En 1989, Place Bellecour, à Lyon, Abdelaziz Chaambi avait organisé une manifestation pour s’opposer à la vente en France des «Versets sataniques». Ce roman avait valu la même année à son auteur, Salman Rushdie, une condamnation à mort prononcée sous forme de fatwa (sentence coranique) par le guide iranien de la révolution islamique, l’ayatollah Khomeiny. «Nous étions opposés à cette fatwa. La seule chose que nous demandions, c’est que ce livre faisant insulte au prophète et heurtant la dignité des musulmans ne soit pas diffusé en France», affirme-t-il trente-deux ans plus tard à watson.

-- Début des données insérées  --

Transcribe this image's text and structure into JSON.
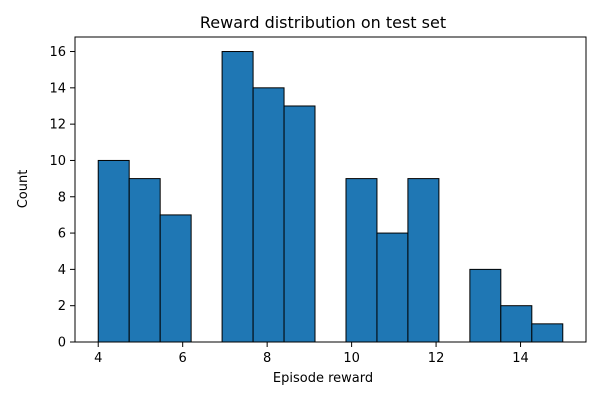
{
  "chart_data": {
    "type": "bar",
    "title": "Reward distribution on test set",
    "xlabel": "Episode reward",
    "ylabel": "Count",
    "xlim": [
      3.45,
      15.55
    ],
    "ylim": [
      0,
      16.8
    ],
    "xticks": [
      4,
      6,
      8,
      10,
      12,
      14
    ],
    "yticks": [
      0,
      2,
      4,
      6,
      8,
      10,
      12,
      14,
      16
    ],
    "grid": false,
    "bar_color": "#1f77b4",
    "edge_color": "#000000",
    "bins": [
      {
        "x0": 4.0,
        "x1": 4.733,
        "count": 10
      },
      {
        "x0": 4.733,
        "x1": 5.467,
        "count": 9
      },
      {
        "x0": 5.467,
        "x1": 6.2,
        "count": 7
      },
      {
        "x0": 6.2,
        "x1": 6.933,
        "count": 0
      },
      {
        "x0": 6.933,
        "x1": 7.667,
        "count": 16
      },
      {
        "x0": 7.667,
        "x1": 8.4,
        "count": 14
      },
      {
        "x0": 8.4,
        "x1": 9.133,
        "count": 13
      },
      {
        "x0": 9.133,
        "x1": 9.867,
        "count": 0
      },
      {
        "x0": 9.867,
        "x1": 10.6,
        "count": 9
      },
      {
        "x0": 10.6,
        "x1": 11.333,
        "count": 6
      },
      {
        "x0": 11.333,
        "x1": 12.067,
        "count": 9
      },
      {
        "x0": 12.067,
        "x1": 12.8,
        "count": 0
      },
      {
        "x0": 12.8,
        "x1": 13.533,
        "count": 4
      },
      {
        "x0": 13.533,
        "x1": 14.267,
        "count": 2
      },
      {
        "x0": 14.267,
        "x1": 15.0,
        "count": 1
      }
    ]
  }
}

Mercredi 20 octobre, au nom de la lutte contre la radicalisation islamiste, Emmanuel Macron a dissous par décret la Coordination contre le racisme et l’islamophobie (CRI), l’association fondée en 2008 par Abdelaziz Chaambi. Ce Lyonnais originaire de Tunisie, éducateur à la retraite, se dit «scandalisé et choqué». Il l'est moins de la dissolution de son association, assure-t-il, que des termes employés par le ministre de l’intérieur Gérard Darmanin pour la justifier:
Le ministre de l’Intérieur @GDarmanin a annoncé la dissolution de la « Coordination contre le racisme et l’islamophobie ». Cet organe légitimait et justifiait les actes terroristes comme une réponse à une supposée hostilité de la France à l’égard d’une partie de ses concitoyens.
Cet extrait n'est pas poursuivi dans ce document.